So, what does all this mean for this group of minitruckers? Does it make them sub-par minitruckers? Is this group at fault for having more money than the time or the lack of knowledge to build trucks? Of course not, but some people out there think so. People work hard for what they earn and that is what pays for that truck to be built. The idea that you should only do it yourself is just plain asinine. We're all minitruckers, it doesn't matter how you acquire your truck, as long as you're out there representing to the fullest.

In the hot-rod community, the guy who buys a finished ride is given a congratulations and a handshake. He might be asked what he wants to do to the vehicle, but if he says, "I'm going to leave it alone," he is never talked down upon or looked at badly. These guys are saving vehicles from the junkyards of America, or from unappreciative people who don't know what they bought and end up destroying the cars.

Therefore, what do you think would happen to all those minitrucks if they weren't sold to new minitruckers? If they weren't bought by minitruckers, they would be shipped off to the junkyards for parts, but more than likely crushed. In most states, any type of frame modification is considered unsafe and therefore illegal to sell, except through private sale. However, what about the rest of the truck?

The junkyard sees it like this: trucks that have shaved doors, tailgates, and fenders, cutout beds, body-drops, (or any other sheetmetal modifications you can think of )make the truck worthless to them and therefore expendable. The truck is worth more to them as scrap metal to be recycled into more steel, so you can do it again on the next project.

Another thing to consider is minitruckers are not made of money and sometimes struggle to keep up. Most guys out there with 40-hour a week jobs need to sell their trucks to try and recoup some of the money spent in their projects in order to start a new one.

Opinions In The Community
We have asked several well-respected members of the minitruckin' community to give us their 2cents on the "built not bought" debate, and here is what they had to say.

Starting out, we have Max Fish of Bio Kustomz. He has been a part of the minitruckin' community since '97, has built more than 30 custom suspensions that have been involved in some type of MT feature, among countless others.

"Built not bought," now there's a phrase that can start an online battle. The problem with that expression is that by its very definition, it separates our industry into two groups: those who built it and those who didn't.
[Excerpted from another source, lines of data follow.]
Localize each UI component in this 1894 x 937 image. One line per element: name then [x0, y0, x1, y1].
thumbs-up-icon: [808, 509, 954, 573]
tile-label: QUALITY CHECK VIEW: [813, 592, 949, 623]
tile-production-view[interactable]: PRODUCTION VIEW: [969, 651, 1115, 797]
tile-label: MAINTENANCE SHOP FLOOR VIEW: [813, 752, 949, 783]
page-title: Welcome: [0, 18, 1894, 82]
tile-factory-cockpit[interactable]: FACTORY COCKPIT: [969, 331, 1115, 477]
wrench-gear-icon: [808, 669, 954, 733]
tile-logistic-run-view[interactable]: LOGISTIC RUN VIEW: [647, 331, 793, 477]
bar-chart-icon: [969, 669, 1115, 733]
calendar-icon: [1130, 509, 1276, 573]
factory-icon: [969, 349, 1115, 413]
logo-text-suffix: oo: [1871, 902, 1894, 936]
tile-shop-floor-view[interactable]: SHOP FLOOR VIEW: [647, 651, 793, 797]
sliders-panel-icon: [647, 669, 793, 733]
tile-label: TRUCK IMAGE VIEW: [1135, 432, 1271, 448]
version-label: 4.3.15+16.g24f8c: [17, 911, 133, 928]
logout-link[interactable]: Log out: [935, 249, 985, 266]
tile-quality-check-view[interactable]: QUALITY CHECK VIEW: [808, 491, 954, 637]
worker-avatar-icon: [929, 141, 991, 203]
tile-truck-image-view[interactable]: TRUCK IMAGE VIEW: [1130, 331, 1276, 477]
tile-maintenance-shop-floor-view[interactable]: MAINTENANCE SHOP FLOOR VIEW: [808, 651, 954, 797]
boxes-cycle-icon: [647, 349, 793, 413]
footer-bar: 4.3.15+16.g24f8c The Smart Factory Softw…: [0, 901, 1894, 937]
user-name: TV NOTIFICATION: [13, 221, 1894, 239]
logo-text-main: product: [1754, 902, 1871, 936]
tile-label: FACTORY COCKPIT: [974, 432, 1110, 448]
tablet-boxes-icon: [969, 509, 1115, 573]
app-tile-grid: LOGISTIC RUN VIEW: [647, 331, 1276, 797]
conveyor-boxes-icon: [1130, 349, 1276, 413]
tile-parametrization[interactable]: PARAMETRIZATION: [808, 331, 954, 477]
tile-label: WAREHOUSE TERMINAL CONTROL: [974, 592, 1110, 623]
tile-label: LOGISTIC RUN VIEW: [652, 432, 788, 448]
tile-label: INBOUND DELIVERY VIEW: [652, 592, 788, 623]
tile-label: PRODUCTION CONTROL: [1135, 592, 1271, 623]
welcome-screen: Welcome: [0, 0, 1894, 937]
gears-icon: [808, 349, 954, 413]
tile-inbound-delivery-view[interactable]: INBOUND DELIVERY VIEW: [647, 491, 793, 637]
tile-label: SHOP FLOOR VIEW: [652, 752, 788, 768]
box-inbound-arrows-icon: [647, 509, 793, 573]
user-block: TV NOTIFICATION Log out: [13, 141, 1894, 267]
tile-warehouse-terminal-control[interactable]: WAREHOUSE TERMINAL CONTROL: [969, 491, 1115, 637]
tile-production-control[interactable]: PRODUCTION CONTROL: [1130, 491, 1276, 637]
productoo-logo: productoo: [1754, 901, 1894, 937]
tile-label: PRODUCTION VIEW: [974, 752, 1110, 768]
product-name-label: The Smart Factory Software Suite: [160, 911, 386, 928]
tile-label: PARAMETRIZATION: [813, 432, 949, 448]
Initially you might think that I (being a shop owner) would prefer everyone to be in the "bought" category, but that is not true. I am fully aware of the reason that I am a shop owner is because I am in the "built" category, and my customers are not. And it's not uncommon for a builder to give me a call for a set of custom spindles or a fuel cell for their project that they are working on. But wait ... they didn't build their own spindles or fuel cell, are they all of a sudden not in the "built" category?